Zur Gesamtsteuerung wird sich am 23. Januar unter Federführung von Bürgermeister Thomas Fabian eine Netzwerkkonferenz konstituieren, die sich bereits im letzten Jahr zu einem ersten Erfahrungsaustausch versammelt hatte und künftig zweimal im Jahr tagen wird. Eine interdisziplinäre Projektgruppe unter Leitung des Jugendamtes wird die Umsetzung begleiten und sich eng mit der Projektleitung auf Freistaatsebene abstimmen. Um den Ausbau voranzutreiben und die Hürden für die Inanspruchnahme zu senken, soll sowohl für die Fachpraxis als auch für die Öffentlichkeit eine kontinuierliche Berichterstattung erfolgen.
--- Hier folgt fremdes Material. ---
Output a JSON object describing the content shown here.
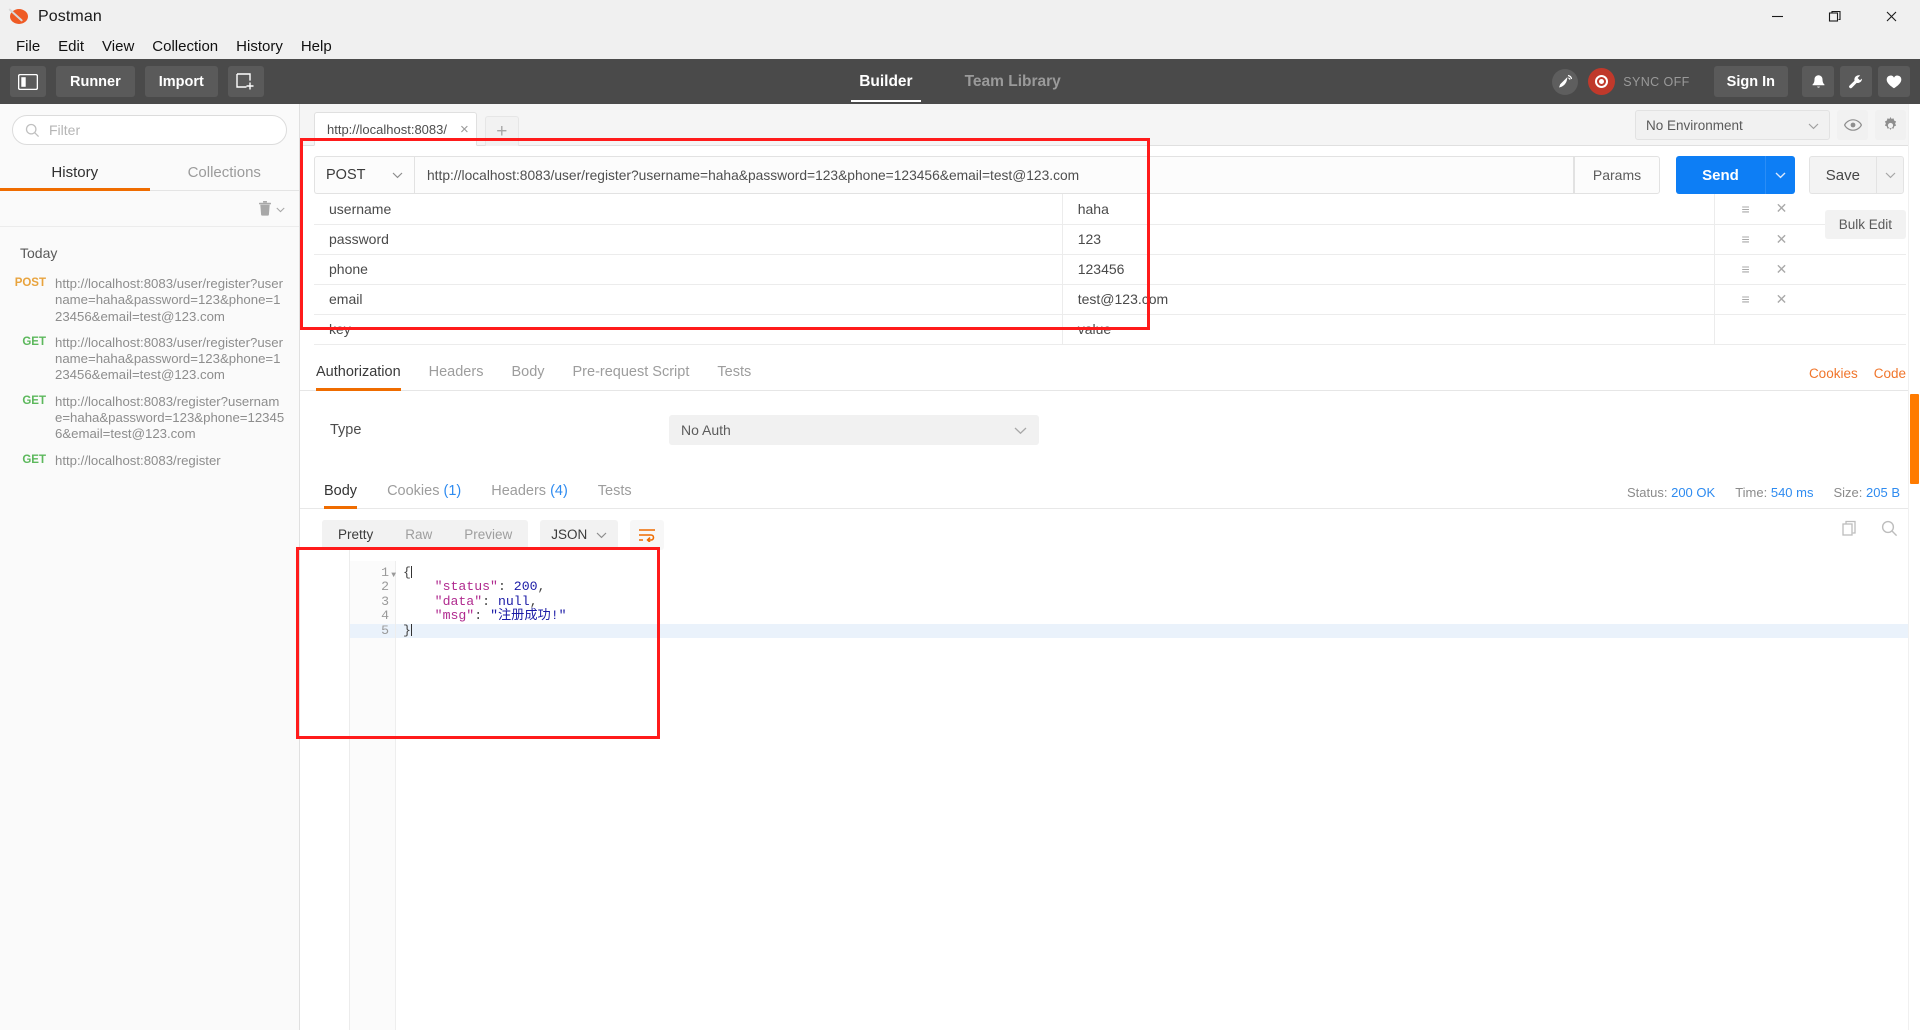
{
  "window": {
    "title": "Postman",
    "minimize": "minimize-icon",
    "maximize": "restore-icon",
    "close": "close-icon"
  },
  "menubar": {
    "items": [
      "File",
      "Edit",
      "View",
      "Collection",
      "History",
      "Help"
    ]
  },
  "toolbar": {
    "sidebar_toggle": "sidebar-toggle-icon",
    "runner_label": "Runner",
    "import_label": "Import",
    "new_tab_label": "new-window-icon",
    "tabs": [
      {
        "label": "Builder",
        "active": true
      },
      {
        "label": "Team Library",
        "active": false
      }
    ],
    "sync_label": "SYNC OFF",
    "signin_label": "Sign In",
    "notification_icon": "bell-icon",
    "settings_icon": "wrench-icon",
    "favorite_icon": "heart-icon",
    "broadcast_icon": "satellite-icon"
  },
  "sidebar": {
    "filter_placeholder": "Filter",
    "tabs": [
      {
        "label": "History",
        "active": true
      },
      {
        "label": "Collections",
        "active": false
      }
    ],
    "trash_icon": "trash-icon",
    "day_label": "Today",
    "history": [
      {
        "method": "POST",
        "url": "http://localhost:8083/user/register?username=haha&password=123&phone=123456&email=test@123.com"
      },
      {
        "method": "GET",
        "url": "http://localhost:8083/user/register?username=haha&password=123&phone=123456&email=test@123.com"
      },
      {
        "method": "GET",
        "url": "http://localhost:8083/register?username=haha&password=123&phone=123456&email=test@123.com"
      },
      {
        "method": "GET",
        "url": "http://localhost:8083/register"
      }
    ]
  },
  "request_tabs": {
    "open": [
      {
        "title": "http://localhost:8083/",
        "close": "×"
      }
    ],
    "new_tab": "+"
  },
  "environment": {
    "selected": "No Environment",
    "eye_icon": "eye-icon",
    "gear_icon": "gear-icon"
  },
  "request": {
    "method": "POST",
    "url": "http://localhost:8083/user/register?username=haha&password=123&phone=123456&email=test@123.com",
    "params_label": "Params",
    "send_label": "Send",
    "save_label": "Save",
    "bulk_edit_label": "Bulk Edit",
    "key_placeholder": "key",
    "value_placeholder": "value",
    "params": [
      {
        "key": "username",
        "value": "haha"
      },
      {
        "key": "password",
        "value": "123"
      },
      {
        "key": "phone",
        "value": "123456"
      },
      {
        "key": "email",
        "value": "test@123.com"
      }
    ],
    "tabs": [
      {
        "label": "Authorization",
        "active": true
      },
      {
        "label": "Headers",
        "active": false
      },
      {
        "label": "Body",
        "active": false
      },
      {
        "label": "Pre-request Script",
        "active": false
      },
      {
        "label": "Tests",
        "active": false
      }
    ],
    "cookies_link": "Cookies",
    "code_link": "Code",
    "auth": {
      "type_label": "Type",
      "type_value": "No Auth"
    }
  },
  "response": {
    "tabs": [
      {
        "label": "Body",
        "count": "",
        "active": true
      },
      {
        "label": "Cookies",
        "count": "(1)",
        "active": false
      },
      {
        "label": "Headers",
        "count": "(4)",
        "active": false
      },
      {
        "label": "Tests",
        "count": "",
        "active": false
      }
    ],
    "view_modes": [
      {
        "label": "Pretty",
        "active": true
      },
      {
        "label": "Raw",
        "active": false
      },
      {
        "label": "Preview",
        "active": false
      }
    ],
    "format": "JSON",
    "wrap_icon": "word-wrap-icon",
    "copy_icon": "copy-icon",
    "search_icon": "search-icon",
    "status_label": "Status:",
    "status_value": "200 OK",
    "time_label": "Time:",
    "time_value": "540 ms",
    "size_label": "Size:",
    "size_value": "205 B",
    "body_lines": [
      {
        "n": "1",
        "fold": true,
        "tokens": [
          {
            "t": "{",
            "c": "tk-brace"
          }
        ]
      },
      {
        "n": "2",
        "fold": false,
        "tokens": [
          {
            "t": "    \"status\"",
            "c": "tk-key"
          },
          {
            "t": ": ",
            "c": "tk-punc"
          },
          {
            "t": "200",
            "c": "tk-num"
          },
          {
            "t": ",",
            "c": "tk-punc"
          }
        ]
      },
      {
        "n": "3",
        "fold": false,
        "tokens": [
          {
            "t": "    \"data\"",
            "c": "tk-key"
          },
          {
            "t": ": ",
            "c": "tk-punc"
          },
          {
            "t": "null",
            "c": "tk-null"
          },
          {
            "t": ",",
            "c": "tk-punc"
          }
        ]
      },
      {
        "n": "4",
        "fold": false,
        "tokens": [
          {
            "t": "    \"msg\"",
            "c": "tk-key"
          },
          {
            "t": ": ",
            "c": "tk-punc"
          },
          {
            "t": "\"注册成功!\"",
            "c": "tk-str"
          }
        ]
      },
      {
        "n": "5",
        "fold": false,
        "highlight": true,
        "tokens": [
          {
            "t": "}",
            "c": "tk-brace"
          }
        ]
      }
    ]
  },
  "colors": {
    "accent_orange": "#ef6c00",
    "send_blue": "#0d7ef5",
    "highlight_red": "#ff1b1b",
    "method_post": "#e8a33d",
    "method_get": "#5cb85c",
    "toolbar_dark": "#4a4a4a"
  }
}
Die Maßnahmen reichen von primärpräventiven Angeboten der Information, Aufklärung und Förderung bis hin zu Interventionen zum Schutz gefährdeter Kinder. Sie sollen möglichst alle Kleinkinder erreichen. Diskriminierungen sollen vermieden und dadurch der Zugang zu Familien mit belasteten Lebenslagen erleichtert werden. Die gezielte Stärkung der Erziehungskompetenz der Eltern auf der einen Seite gilt es ebenso zu leisten wie der notwendige Schutz der Kinder, auch, im Einzelfall, vor ihren Eltern.
In diesem doppelten Mandat bewegt sich nicht nur der Allgemeine Sozialdienst des Jugendamtes. "Die steigende Zahl von Hinweisen aus der Bevölkerung um das Wohl der Kinder, nicht nur in Leipzig, zeigt die wachsende Kultur des Hinsehens, der eben auch öffentlichen Verantwortung für das gute Aufwachsen von Kindern in unserer Gesellschaft", betont Thomas Fabian in seiner Anerkennung der schwierigen und persönlich oftmals sehr belastenden Alltagsarbeit in den acht Sozialbezirken des Allgemeinen Sozialdienstes.
Vor diesem Hintergrund ist das Tätigwerden der Jugendhilfe im Bereich vermuteter oder bestätigter Kindeswohlgefährdung immer auch ein Helfen mit Risiko und ist regelmäßig eine Gratwanderung im Einzelfall. Die Fachkräfte stehen immer im Spannungsfeld zwischen einem einerseits (zu) schnellen, (zu) stark in die Erziehungsautonomie der Eltern eingreifenden und andererseits in einem (zu) späten, nicht ausreichend intensiven Vorgehen", stärkt Jugendamtsleiter Dr. Siegfried Haller seinen Mitarbeitern den Rücken. "Das Netzwerk soll die Handlungssicherheit aller Akteure im System Früher Hilfen fordern und fördern".